Aeschlimann paints the Kingdom of the Grail in a mist of heavenly azure, with the knights’ names inscribed on the stage. As the knights in trench coats congregate for their sacred ceremony, a floating vault appears with jumbled letters and symbols like the riddles of the universe. The grail is uncovered and the mess clears away, shooting an effigy of Jesus into the air and then a bright light as if shining through a black hole.
But then things turn swampy, as the opera enters Klingsor’s green haze of a valley below. Light has been replaced by a giant hypnotist spiral as Klingsor’s spell forces Kundry to do her dirty work. Then it’s a menacing spear hanging vertically on the stage, highlighting the omnipresent threat Parsifal faces and his holy task even as Klingsor’s sexy flower maidens lavish the hero with caresses.
In this version, Parsifal nearly loses his shirt. It would have been less appealing if not for the strikingly handsome German tenor Klaus Florian Vogt, whose looks were as important as his clean, untiring voice in making Aeschlimann’s staging a success.

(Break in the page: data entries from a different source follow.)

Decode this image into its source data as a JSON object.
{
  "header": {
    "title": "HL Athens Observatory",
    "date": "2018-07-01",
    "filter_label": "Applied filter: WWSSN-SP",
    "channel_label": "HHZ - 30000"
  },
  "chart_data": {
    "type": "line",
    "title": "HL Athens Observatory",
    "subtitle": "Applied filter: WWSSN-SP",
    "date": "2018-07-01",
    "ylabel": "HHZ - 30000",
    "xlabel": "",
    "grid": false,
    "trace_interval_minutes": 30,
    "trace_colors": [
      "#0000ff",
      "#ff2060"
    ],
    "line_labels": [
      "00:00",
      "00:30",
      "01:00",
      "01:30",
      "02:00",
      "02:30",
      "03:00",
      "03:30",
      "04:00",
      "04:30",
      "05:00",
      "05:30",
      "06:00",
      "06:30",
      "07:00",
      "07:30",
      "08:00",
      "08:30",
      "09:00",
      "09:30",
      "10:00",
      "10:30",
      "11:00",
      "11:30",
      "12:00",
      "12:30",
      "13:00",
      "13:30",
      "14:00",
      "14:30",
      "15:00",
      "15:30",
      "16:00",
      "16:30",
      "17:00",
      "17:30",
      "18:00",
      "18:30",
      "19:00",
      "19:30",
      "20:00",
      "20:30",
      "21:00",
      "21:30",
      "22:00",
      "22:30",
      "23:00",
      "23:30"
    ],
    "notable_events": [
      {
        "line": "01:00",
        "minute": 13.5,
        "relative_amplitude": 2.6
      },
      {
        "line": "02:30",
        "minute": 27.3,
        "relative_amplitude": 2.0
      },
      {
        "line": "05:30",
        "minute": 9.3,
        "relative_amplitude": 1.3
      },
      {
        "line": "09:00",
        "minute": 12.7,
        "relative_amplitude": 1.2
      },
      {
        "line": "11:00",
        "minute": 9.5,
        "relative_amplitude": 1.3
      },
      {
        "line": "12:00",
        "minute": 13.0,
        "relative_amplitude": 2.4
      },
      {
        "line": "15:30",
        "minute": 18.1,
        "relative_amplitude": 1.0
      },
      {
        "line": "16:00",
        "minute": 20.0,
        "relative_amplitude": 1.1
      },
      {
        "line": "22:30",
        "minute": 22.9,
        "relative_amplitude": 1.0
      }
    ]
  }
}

Finally, the opera returns to the knights on a billowy white bed. The grail is revealed again, and Parsifal climbs the mantle toward truth’s shining light as the music returns to Wagner’s hymn of love and praise.
The largely German cast provided delightful diction, with Vogt looking and sounding the part of a Wagnerian heldentenor.
Dohmen gave a dignified, elegant performance as the moderating knight Gurnemanz, and Lioba Braun was equally sultry in Kundry’s red dress and convincing in her remorse, even if some higher notes were forced. Andrew Greenan was a menacing Klingsor, but Detlef Roth seemed a bit too epileptic as Amfortas and wasn’t helped by some rather buffoonish white paint on his face.
Six more performances are planned through April 2.